4. Solve the Quadratic Equation

Rearrange the terms to get a quadratic equation: w² - 11w + 28 = 0. Now, we factor the quadratic equation: (w - 4)(w - 7) = 0. Factoring is a method of expressing a quadratic equation as the product of two binomials. The goal is to find two numbers that multiply to the constant term (28 in this case) and add up to the coefficient of the linear term (-11 in this case). The numbers -4 and -7 satisfy these conditions because (-4) * (-7) = 28 and (-4) + (-7) = -11. Therefore, we can factor the quadratic equation w² - 11w + 28 = 0 as (w - 4)(w - 7) = 0. Once the quadratic equation is factored, we can use the zero-product property, which states that if the product of two factors is zero, then at least one of the factors must be zero. This means that either w - 4 = 0 or w - 7 = 0. Solving these two linear equations gives us the potential solutions for w. If w - 4 = 0, then adding 4 to both sides gives us w = 4. If w - 7 = 0, then adding 7 to both sides gives us w = 7. So, the potential solutions are w = 4 and w = 7. However, it is crucial to remember that we squared both sides of the original equation, which means we might have introduced extraneous solutions. Therefore, we need to check these potential solutions in the original equation to ensure that they are valid solutions.
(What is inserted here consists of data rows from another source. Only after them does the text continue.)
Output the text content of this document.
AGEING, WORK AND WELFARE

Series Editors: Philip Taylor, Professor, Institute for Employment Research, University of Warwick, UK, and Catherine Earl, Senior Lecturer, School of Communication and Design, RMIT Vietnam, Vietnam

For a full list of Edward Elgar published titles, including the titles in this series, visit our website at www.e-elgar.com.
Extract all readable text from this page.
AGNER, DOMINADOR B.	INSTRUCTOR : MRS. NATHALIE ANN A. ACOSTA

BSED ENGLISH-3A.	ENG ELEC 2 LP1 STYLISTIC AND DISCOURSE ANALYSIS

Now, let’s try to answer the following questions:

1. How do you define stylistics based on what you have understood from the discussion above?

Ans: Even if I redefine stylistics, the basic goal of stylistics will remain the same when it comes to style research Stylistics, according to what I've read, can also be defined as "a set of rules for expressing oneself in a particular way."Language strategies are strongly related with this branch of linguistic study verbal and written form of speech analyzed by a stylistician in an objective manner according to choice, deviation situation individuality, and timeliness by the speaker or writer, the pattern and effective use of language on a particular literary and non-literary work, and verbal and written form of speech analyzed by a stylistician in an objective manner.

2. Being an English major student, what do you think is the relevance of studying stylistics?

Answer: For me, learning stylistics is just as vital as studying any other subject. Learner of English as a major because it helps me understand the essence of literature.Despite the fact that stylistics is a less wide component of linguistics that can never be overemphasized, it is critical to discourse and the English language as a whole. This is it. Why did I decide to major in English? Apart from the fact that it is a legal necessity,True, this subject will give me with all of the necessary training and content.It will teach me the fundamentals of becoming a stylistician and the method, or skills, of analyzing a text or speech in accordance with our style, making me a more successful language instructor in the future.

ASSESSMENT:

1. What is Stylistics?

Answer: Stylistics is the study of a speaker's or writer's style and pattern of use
5. Check for Extraneous Solutions

Set each factor equal to zero: w - 4 = 0 or w - 7 = 0. Solving these gives potential solutions w = 4 and w = 7. However, because we squared both sides of the original equation, we must check these solutions in the original equation to ensure they are not extraneous. Extraneous solutions are solutions that satisfy the transformed equation (the squared equation) but do not satisfy the original equation. These solutions arise because squaring both sides can introduce additional roots that were not present in the original equation. To check the solutions, we substitute each potential solution back into the original equation and verify whether the equation holds true. For w = 4, we substitute it into the original equation w - 1 = √(9w - 27). This gives us 4 - 1 = √(9(4) - 27), which simplifies to 3 = √(36 - 27), further simplifying to 3 = √9, and finally 3 = 3. Since this is a true statement, w = 4 is a valid solution. For w = 7, we substitute it into the original equation, which gives us 7 - 1 = √(9(7) - 27). This simplifies to 6 = √(63 - 27), further simplifying to 6 = √36, and finally 6 = 6. Since this is also a true statement, w = 7 is also a valid solution. Therefore, both w = 4 and w = 7 are solutions to the original equation, and neither is an extraneous solution.

6. Final Solution

Check w = 4: 4 - 1 = √(9(4) - 27) → 3 = √9 → 3 = 3 (Valid). Check w = 7: 7 - 1 = √(9(7) - 27) → 6 = √36 → 6 = 6 (Valid).

Therefore, the solutions are w = 4 and w = 7.

Conclusion

The solutions to the equation w - 1 = √(9w - 27) are w = 4 and w = 7. This solution was found by isolating the square root, squaring both sides, simplifying the resulting quadratic equation, factoring, and checking for extraneous solutions. This process demonstrates a standard approach to solving equations involving square roots. The importance of checking for extraneous solutions cannot be overstated, as this step ensures the validity of the solutions in the context of the original equation. Extraneous solutions can arise whenever both sides of an equation are raised to an even power, such as squaring. Understanding and applying this method will allow you to solve a wide range of algebraic problems involving radicals, bolstering your mathematical skills and confidence in equation solving. The ability to manipulate and solve equations effectively is a crucial skill in mathematics and its applications, providing a foundation for more advanced topics and real-world problem-solving. The steps outlined in this guide provide a clear and systematic approach to tackling such equations, emphasizing both the mechanics of the solution process and the underlying mathematical principles.